Let's see the six core insights of Bayesian thinking, according to Bakshi's presentation:
Mind your language: Bayesians are careful about the language they use, when they think in terms of probabilities. Words such as 'certainly' and 'probably not' come with specific values and should not be used interchangeably.
Never ignore base rates: Base rates should be used as useful anchors to check one's enthusiasm for a specific story about a business.
Don't ignore the power of a good story: The word 'story' has a negative connotation in value investing but that's a prejudice. Not all stories are bad and to be avoided.
Know the difference between noise and signal: The signal is the truth and noise is what distracts us from the truth. Investors should work towards increasing the signal/noise ratio.
Actively seek disconfirming evidence: The Bayes rule specifically requires one to estimate the probability of an alternative hypothesis being true.

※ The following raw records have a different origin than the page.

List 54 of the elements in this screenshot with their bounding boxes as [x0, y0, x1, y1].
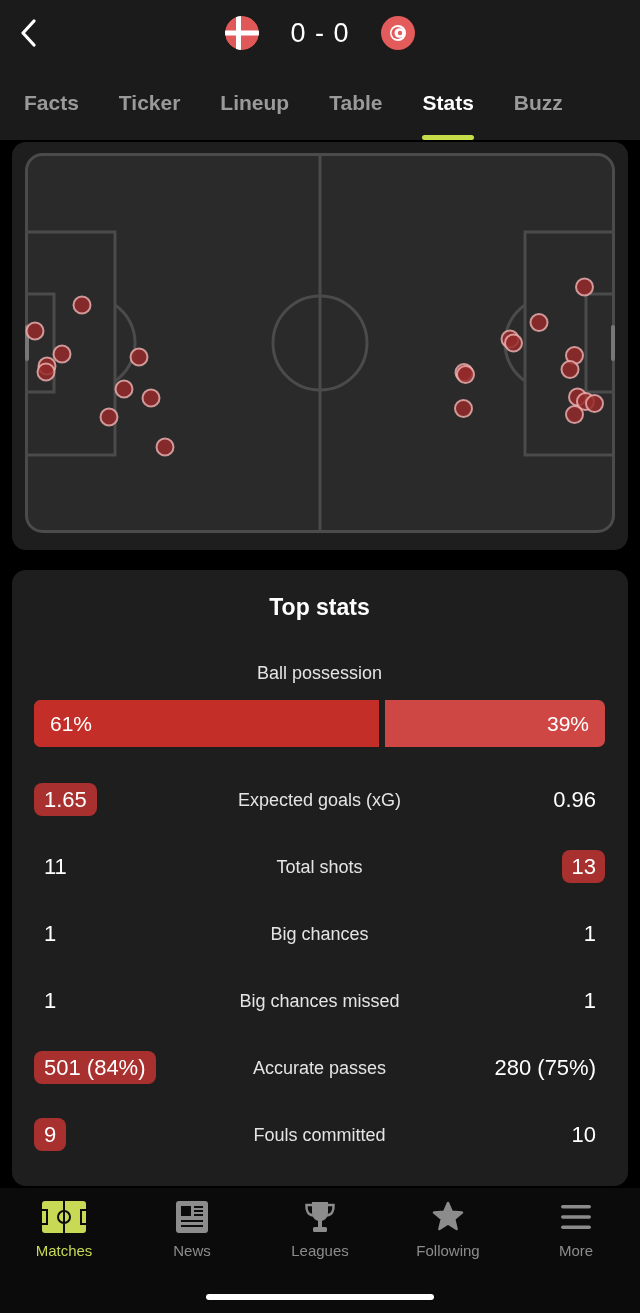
shot-marker — [529, 313, 549, 332]
nav-tab[interactable]: News — [128, 1201, 256, 1260]
home-stat-value: 1 — [43, 987, 58, 1015]
tab[interactable]: Ticker — [118, 91, 181, 140]
away-stat-value: 13 — [561, 850, 605, 883]
stat-label: Expected goals (xG) — [237, 788, 402, 812]
stat-label: Big chances — [270, 922, 369, 946]
shot-marker — [129, 347, 149, 367]
section-title: Top stats — [268, 593, 371, 622]
tab[interactable]: Buzz — [513, 91, 563, 140]
home-stat-value: 1 — [43, 920, 58, 948]
stat-label: Fouls committed — [253, 1123, 386, 1147]
shot-marker — [114, 379, 134, 399]
away-stat-value: 10 — [570, 1121, 597, 1149]
shot-marker — [155, 437, 175, 457]
nav-tab[interactable]: Matches — [0, 1201, 128, 1260]
away-stat-value: 280 (75%) — [493, 1054, 597, 1082]
stat-label: Accurate passes — [252, 1056, 387, 1080]
stat-label: Ball possession — [255, 662, 384, 685]
away-stat-value: 0.96 — [552, 786, 597, 814]
star-icon — [431, 1201, 465, 1233]
back-icon — [20, 19, 36, 47]
nav-tab[interactable]: Leagues — [256, 1201, 384, 1260]
tab[interactable]: Stats — [422, 91, 474, 140]
home-stat-value: 9 — [34, 1118, 67, 1151]
away-stat-value: 1 — [582, 987, 597, 1015]
shot-marker — [560, 360, 580, 379]
shot-marker — [36, 362, 56, 382]
stat-label: Total shots — [276, 855, 363, 879]
shot-marker — [141, 388, 161, 408]
flag-icon — [225, 16, 260, 50]
away-possession-value: 39% — [546, 711, 590, 736]
nav-tab[interactable]: More — [512, 1201, 640, 1260]
tab[interactable]: Table — [329, 91, 383, 140]
nav-tab[interactable]: Following — [384, 1201, 512, 1260]
trophy-icon — [303, 1201, 337, 1233]
pitch-icon — [42, 1201, 86, 1233]
newspaper-icon — [176, 1201, 208, 1233]
away-stat-value: 1 — [582, 920, 597, 948]
home-stat-value: 11 — [43, 853, 68, 881]
flag-icon — [380, 16, 415, 50]
tab[interactable]: Lineup — [220, 91, 290, 140]
home-stat-value: 1.65 — [34, 783, 97, 816]
home-possession-fill: 61% — [34, 700, 386, 747]
stat-label: Big chances missed — [239, 989, 400, 1013]
tab[interactable]: Facts — [24, 91, 79, 140]
shot-marker — [575, 277, 594, 297]
shot-marker — [25, 321, 45, 341]
match-score: 0 - 0 — [290, 17, 350, 49]
shot-marker — [72, 295, 92, 315]
menu-icon — [561, 1205, 591, 1229]
shot-marker — [52, 344, 72, 364]
home-stat-value: 501 (84%) — [34, 1051, 156, 1084]
shot-marker — [99, 407, 119, 427]
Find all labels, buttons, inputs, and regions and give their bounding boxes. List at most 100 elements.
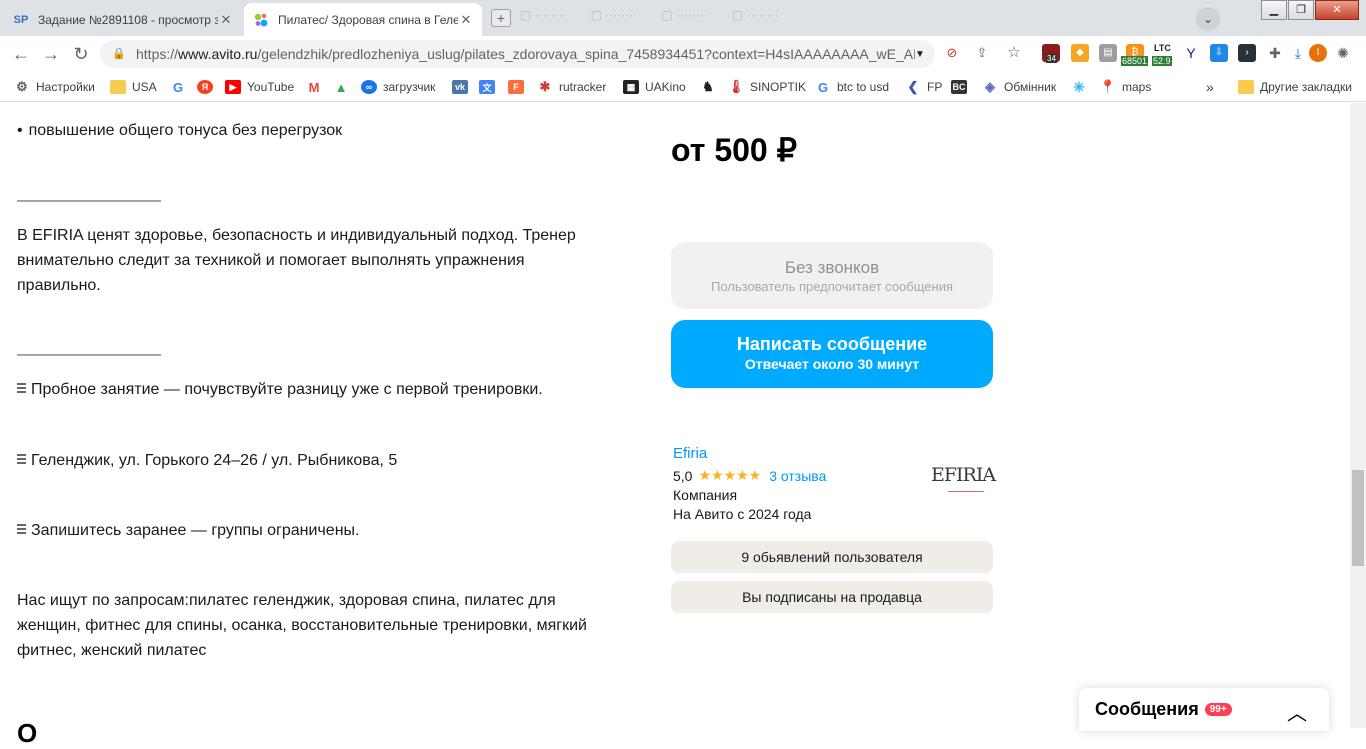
lock-icon: 🔒 <box>112 48 126 60</box>
bookmark-star-icon[interactable]: ☆ <box>1005 44 1023 62</box>
maps-icon: 📍 <box>1099 79 1117 94</box>
bookmark-item[interactable]: M <box>306 78 328 96</box>
seller-ads-button[interactable]: 9 обьявлений пользователя <box>671 541 993 573</box>
no-calls-subtitle: Пользователь предпочитает сообщения <box>710 279 953 294</box>
bookmark-item[interactable]: 📍 maps <box>1100 78 1151 96</box>
write-message-subtitle: Отвечает около 30 минут <box>744 356 920 372</box>
tab-task[interactable]: SP Задание №2891108 - просмотр з ✕ <box>4 3 242 36</box>
bookmark-item[interactable]: ♞ <box>700 78 722 96</box>
write-message-title: Написать сообщение <box>736 334 928 354</box>
desc-line-trial: Пробное занятие — почувствуйте разницу у… <box>17 377 617 402</box>
bc-icon: BC <box>951 80 967 94</box>
f-icon: F <box>508 80 524 94</box>
ghost-tab[interactable]: ▢ ········ <box>520 8 567 28</box>
messenger-widget[interactable]: Сообщения 99+ ︿ <box>1079 688 1329 731</box>
bookmark-item[interactable]: G <box>170 78 192 96</box>
tab-title: Задание №2891108 - просмотр з <box>38 12 218 27</box>
bookmark-item[interactable]: ▲ <box>333 78 355 96</box>
no-calls-button[interactable]: Без звонков Пользователь предпочитает со… <box>671 242 993 309</box>
bookmark-item[interactable]: BC <box>951 78 973 96</box>
extension-briefcase-icon[interactable]: ▤ <box>1099 44 1117 62</box>
extension-shield-icon[interactable]: 34 <box>1042 44 1060 63</box>
extension-download-icon[interactable]: ⇩ <box>1210 44 1228 62</box>
page-scrollbar[interactable] <box>1350 103 1366 728</box>
bookmark-item[interactable]: vk <box>452 78 474 96</box>
reviews-link[interactable]: 3 отзыва <box>769 468 826 484</box>
bookmark-item[interactable]: ◈ Обмінник <box>982 78 1056 96</box>
star-icon: ✳ <box>1073 78 1085 95</box>
bookmark-item[interactable]: ▦ UAKino <box>623 78 686 96</box>
extension-brave-icon[interactable]: ◆ <box>1071 44 1089 62</box>
new-tab-button[interactable]: + <box>491 9 511 27</box>
folder-icon <box>110 80 126 94</box>
vk-icon: vk <box>452 80 468 94</box>
tab-close-icon[interactable]: ✕ <box>218 12 234 28</box>
bookmark-item[interactable]: ▶ YouTube <box>225 78 294 96</box>
bookmark-item[interactable]: Я <box>197 78 219 96</box>
section-heading: О <box>17 718 38 748</box>
list-marker-icon <box>17 524 26 536</box>
tab-close-icon[interactable]: ✕ <box>458 12 474 28</box>
desc-search-keywords: Нас ищут по запросам:пилатес геленджик, … <box>17 592 587 659</box>
maximize-button[interactable]: ❐ <box>1288 0 1314 20</box>
bookmark-item[interactable]: ∞ загрузчик <box>361 78 435 96</box>
seller-name-link[interactable]: Efiria <box>673 445 707 462</box>
extension-terminal-icon[interactable]: › <box>1238 44 1256 62</box>
bookmark-label: SINOPTIK <box>750 80 807 94</box>
other-bookmarks[interactable]: Другие закладки <box>1238 78 1352 96</box>
extension-globe-icon[interactable]: ✺ <box>1334 44 1352 62</box>
url-host: www.avito.ru <box>178 46 258 62</box>
profile-avatar-icon[interactable]: I <box>1309 44 1327 62</box>
url-text[interactable]: https://www.avito.ru/gelendzhik/predlozh… <box>136 46 915 62</box>
bookmark-label: Настройки <box>36 80 95 94</box>
chevron-up-icon[interactable]: ︿ <box>1287 697 1307 726</box>
bookmark-item[interactable]: Gbtc to usd <box>815 78 889 96</box>
bookmark-item[interactable]: 🌡 SINOPTIK <box>728 78 806 96</box>
extensions-puzzle-icon[interactable]: ✚ <box>1266 44 1284 62</box>
uakino-icon: ▦ <box>623 80 639 94</box>
dropdown-icon[interactable]: ▼ <box>915 49 935 60</box>
bookmark-item[interactable]: 文 <box>479 78 501 96</box>
ghost-tab[interactable]: ▢ ········ <box>591 8 638 28</box>
desc-text: Пробное занятие — почувствуйте разницу у… <box>31 381 543 398</box>
bookmark-label: Другие закладки <box>1260 80 1352 94</box>
subscribed-button[interactable]: Вы подписаны на продавца <box>671 581 993 613</box>
folder-icon <box>1238 80 1254 94</box>
list-marker-icon <box>17 383 26 395</box>
extension-v-icon[interactable]: Y <box>1182 44 1200 62</box>
reload-icon[interactable]: ↻ <box>70 44 92 64</box>
bookmark-item[interactable]: USA <box>110 78 157 96</box>
ghost-tab[interactable]: ▢ ········ <box>732 8 779 28</box>
google-icon: G <box>817 79 829 95</box>
more-bookmarks-button[interactable]: » <box>1206 78 1214 96</box>
bookmark-label: maps <box>1122 80 1152 94</box>
window-close-button[interactable]: ✕ <box>1315 0 1359 20</box>
write-message-button[interactable]: Написать сообщение Отвечает около 30 мин… <box>671 320 993 388</box>
minimize-button[interactable]: ▁ <box>1261 0 1287 20</box>
yandex-icon: Я <box>197 80 213 94</box>
bookmark-item[interactable]: ⚙ Настройки <box>14 78 95 96</box>
rutracker-icon: ✱ <box>539 79 551 94</box>
desc-paragraph: В EFIRIA ценят здоровье, безопасность и … <box>17 227 576 294</box>
tab-avito[interactable]: Пилатес/ Здоровая спина в Гелен ✕ <box>244 3 482 36</box>
bookmark-item[interactable]: ❮ FP <box>905 78 943 96</box>
bookmark-label: USA <box>132 80 157 94</box>
bookmark-item[interactable]: ✳ <box>1071 78 1093 96</box>
scrollbar-thumb[interactable] <box>1352 470 1364 566</box>
list-marker-icon <box>17 454 26 466</box>
bookmark-item[interactable]: F <box>508 78 530 96</box>
forward-arrow-icon[interactable]: → <box>40 44 62 64</box>
bookmark-item[interactable]: ✱ rutracker <box>537 78 607 96</box>
bookmark-label: FP <box>927 80 943 94</box>
downloads-icon[interactable]: ⤓ <box>1289 44 1307 62</box>
address-bar[interactable]: 🔒 https://www.avito.ru/gelendzhik/predlo… <box>100 40 935 68</box>
tab-search-chevron-icon[interactable]: ⌄ <box>1196 7 1220 31</box>
ltc-label: LTC <box>1154 43 1171 53</box>
translate-icon: 文 <box>479 80 495 94</box>
back-arrow-icon[interactable]: ← <box>10 44 32 64</box>
google-icon: G <box>172 79 184 95</box>
ghost-tab[interactable]: ▢ ········ <box>661 8 708 28</box>
seller-logo[interactable]: EFIRIA <box>931 446 996 504</box>
block-icon[interactable]: ⊘ <box>943 44 961 62</box>
share-icon[interactable]: ⇪ <box>973 44 991 62</box>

Don't forget you are operating in a pari-mutuel system: In the pari-mutuel system of the stock market, one bets against other investors. In such a system, the behaviour of other investors changes the odds.
While the presentation was a big hit on the internet, there was the odd brickbat, too. Bakshi tweeted this comment he received on his blog: "A Bayesian is someone who, vaguely expecting a horse, and glimpsing the tail of a donkey, concludes he has probably seen a mule- John Hussman."
In all likelihood, Parikh would have had a hearty laugh.